So, Spark has the file spark-defaults.xml
for specifying what settings, including which compression codec is to used and at what stage (RDD, Shuffle). Most of the settings can be set at the application level.
conf = SparkConf()
conf.set("spark.hadoop.mapred.output.compress", "true")
conf.set("spark.hadoop.mapred.output.compression.codec", "org.apache.hadoop.io.compress.snappy")
How can I use spark-defaults.xml
to tell Spark to use a particular codec to compress Spark outputs only?
Option 1
spark.hadoop.mapred.output.compress true
spark.hadoop.mapred.output.compression.codec snappy
Option 2:
spark.mapreduce.output.fileoutputformat.compress true
spark.mapreduce.output.fileoutputformat.compress.codec snappy
Option 3:
mapreduce.output.fileoutputformat.compress true
mapreduce.output.fileoutputformat.compress.codec snappy
Anyone has the proper way to sethe this (from any of these options or something similar)? I am running Spark 1.6.1.

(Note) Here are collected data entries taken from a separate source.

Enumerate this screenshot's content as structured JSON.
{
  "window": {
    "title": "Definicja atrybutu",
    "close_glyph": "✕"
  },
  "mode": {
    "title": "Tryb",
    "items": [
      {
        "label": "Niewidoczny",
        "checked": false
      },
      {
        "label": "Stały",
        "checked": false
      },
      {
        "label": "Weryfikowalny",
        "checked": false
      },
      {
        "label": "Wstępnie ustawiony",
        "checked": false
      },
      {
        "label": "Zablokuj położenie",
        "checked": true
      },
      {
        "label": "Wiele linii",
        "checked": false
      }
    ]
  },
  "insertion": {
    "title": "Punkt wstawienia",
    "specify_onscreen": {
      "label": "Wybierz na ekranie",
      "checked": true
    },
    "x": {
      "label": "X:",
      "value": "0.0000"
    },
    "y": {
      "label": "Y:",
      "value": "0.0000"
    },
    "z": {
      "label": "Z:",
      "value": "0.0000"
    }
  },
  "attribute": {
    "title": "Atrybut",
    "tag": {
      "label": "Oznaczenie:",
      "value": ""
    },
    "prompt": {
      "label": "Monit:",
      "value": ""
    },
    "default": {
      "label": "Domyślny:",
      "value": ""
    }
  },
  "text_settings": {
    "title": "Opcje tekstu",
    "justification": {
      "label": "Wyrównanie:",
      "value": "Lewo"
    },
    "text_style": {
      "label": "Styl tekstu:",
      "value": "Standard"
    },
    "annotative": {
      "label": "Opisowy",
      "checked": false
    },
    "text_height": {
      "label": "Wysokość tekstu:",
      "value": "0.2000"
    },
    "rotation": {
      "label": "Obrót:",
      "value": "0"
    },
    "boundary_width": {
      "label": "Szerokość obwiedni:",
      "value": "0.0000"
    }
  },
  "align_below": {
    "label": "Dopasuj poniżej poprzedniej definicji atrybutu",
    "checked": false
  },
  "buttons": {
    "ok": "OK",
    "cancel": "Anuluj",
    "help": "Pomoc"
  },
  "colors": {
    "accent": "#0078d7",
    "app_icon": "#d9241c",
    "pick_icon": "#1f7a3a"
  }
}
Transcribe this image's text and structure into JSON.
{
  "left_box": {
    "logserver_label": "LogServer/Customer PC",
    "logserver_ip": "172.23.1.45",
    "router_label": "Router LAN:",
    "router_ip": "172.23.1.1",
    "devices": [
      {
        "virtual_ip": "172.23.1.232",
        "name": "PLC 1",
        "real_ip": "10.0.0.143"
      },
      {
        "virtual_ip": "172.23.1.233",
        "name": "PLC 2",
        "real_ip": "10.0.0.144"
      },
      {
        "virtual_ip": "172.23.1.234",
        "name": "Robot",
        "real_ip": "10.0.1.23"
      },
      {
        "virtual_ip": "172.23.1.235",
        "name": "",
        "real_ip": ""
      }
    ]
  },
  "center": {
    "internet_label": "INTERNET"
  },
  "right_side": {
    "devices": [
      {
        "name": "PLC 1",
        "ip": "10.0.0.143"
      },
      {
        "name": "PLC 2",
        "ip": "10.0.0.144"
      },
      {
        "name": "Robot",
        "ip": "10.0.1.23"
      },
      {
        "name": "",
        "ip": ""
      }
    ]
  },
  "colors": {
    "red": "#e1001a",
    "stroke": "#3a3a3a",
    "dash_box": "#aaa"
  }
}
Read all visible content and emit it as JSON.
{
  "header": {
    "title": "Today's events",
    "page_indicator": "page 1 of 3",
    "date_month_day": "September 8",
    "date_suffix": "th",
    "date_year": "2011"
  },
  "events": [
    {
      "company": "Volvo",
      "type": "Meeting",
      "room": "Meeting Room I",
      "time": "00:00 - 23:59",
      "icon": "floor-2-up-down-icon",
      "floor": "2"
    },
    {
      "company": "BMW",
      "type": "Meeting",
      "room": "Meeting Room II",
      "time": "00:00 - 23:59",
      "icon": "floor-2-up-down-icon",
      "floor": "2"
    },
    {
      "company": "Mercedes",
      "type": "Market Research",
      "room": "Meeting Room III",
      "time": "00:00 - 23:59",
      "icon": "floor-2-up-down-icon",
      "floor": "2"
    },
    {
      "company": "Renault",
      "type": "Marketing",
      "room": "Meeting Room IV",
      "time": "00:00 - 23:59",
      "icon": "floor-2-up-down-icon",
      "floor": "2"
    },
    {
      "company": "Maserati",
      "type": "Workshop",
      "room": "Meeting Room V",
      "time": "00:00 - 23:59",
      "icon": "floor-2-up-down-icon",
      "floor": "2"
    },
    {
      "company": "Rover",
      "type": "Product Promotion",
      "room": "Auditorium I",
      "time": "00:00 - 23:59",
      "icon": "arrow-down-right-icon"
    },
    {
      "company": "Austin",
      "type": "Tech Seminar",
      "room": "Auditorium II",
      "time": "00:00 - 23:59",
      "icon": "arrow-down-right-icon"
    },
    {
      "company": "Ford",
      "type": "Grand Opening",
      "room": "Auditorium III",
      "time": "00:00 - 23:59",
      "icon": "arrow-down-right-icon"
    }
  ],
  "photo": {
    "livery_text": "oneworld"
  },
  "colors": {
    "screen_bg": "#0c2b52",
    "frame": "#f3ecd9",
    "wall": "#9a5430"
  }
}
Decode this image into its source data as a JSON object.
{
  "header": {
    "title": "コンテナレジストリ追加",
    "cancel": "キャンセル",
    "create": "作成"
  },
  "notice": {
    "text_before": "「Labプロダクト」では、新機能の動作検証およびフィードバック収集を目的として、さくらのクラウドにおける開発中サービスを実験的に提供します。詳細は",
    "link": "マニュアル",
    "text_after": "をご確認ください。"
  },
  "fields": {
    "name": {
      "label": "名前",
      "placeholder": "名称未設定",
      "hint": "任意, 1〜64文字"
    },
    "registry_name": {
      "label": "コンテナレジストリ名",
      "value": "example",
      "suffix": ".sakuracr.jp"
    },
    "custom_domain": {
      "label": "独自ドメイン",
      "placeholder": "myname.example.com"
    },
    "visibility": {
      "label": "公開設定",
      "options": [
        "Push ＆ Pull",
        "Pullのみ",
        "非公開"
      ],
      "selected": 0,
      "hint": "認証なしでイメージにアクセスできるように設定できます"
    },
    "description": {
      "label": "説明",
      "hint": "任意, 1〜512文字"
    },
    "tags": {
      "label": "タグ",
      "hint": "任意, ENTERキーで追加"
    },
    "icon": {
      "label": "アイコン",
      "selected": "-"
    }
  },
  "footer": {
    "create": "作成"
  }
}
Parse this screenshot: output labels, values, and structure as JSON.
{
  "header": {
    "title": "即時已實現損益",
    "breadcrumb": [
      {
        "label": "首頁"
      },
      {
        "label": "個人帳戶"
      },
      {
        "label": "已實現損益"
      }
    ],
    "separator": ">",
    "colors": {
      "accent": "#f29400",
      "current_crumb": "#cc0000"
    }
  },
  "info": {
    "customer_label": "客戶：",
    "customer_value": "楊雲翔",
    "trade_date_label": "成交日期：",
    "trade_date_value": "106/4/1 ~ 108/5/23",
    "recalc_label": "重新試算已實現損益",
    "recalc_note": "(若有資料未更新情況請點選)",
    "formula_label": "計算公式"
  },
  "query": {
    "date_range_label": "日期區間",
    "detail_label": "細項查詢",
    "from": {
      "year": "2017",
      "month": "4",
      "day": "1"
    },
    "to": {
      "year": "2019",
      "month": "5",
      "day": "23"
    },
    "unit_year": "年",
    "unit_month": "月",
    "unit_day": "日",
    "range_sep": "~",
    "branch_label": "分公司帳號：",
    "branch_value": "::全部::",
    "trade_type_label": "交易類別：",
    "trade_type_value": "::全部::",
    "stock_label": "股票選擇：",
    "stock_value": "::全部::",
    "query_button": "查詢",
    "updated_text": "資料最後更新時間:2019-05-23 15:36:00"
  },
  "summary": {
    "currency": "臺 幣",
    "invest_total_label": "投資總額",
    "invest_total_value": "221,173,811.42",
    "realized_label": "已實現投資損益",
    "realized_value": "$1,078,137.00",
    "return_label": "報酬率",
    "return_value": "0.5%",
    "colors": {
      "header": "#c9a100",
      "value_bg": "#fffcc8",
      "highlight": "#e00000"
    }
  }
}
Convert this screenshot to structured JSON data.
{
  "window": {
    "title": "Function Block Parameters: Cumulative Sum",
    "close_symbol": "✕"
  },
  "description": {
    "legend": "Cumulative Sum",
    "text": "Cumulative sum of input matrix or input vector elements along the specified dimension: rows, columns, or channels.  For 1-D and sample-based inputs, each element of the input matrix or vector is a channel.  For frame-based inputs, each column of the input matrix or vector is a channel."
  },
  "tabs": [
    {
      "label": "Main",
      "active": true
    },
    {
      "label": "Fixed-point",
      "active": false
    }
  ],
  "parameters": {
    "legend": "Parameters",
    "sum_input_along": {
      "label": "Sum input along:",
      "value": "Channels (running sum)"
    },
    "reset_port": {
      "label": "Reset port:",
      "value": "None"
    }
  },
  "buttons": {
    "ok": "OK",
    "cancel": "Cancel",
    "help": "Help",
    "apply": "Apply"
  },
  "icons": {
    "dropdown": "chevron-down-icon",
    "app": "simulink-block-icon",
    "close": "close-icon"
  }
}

You should add this to your spark-defaults.xml
:
<property>
<name>spark.hadoop.mapred.output.compress</name>
<value>true</value>
</property>
<property>
<name>spark.hadoop.mapred.output.compression.codec</name>
<value>snappy</value>
</property>
This is the same as adding these in the spark-submit
command:
--conf spark.hadoop.mapred.output.compress=true
--conf spark.hadoop.mapred.output.compression.codec=snappy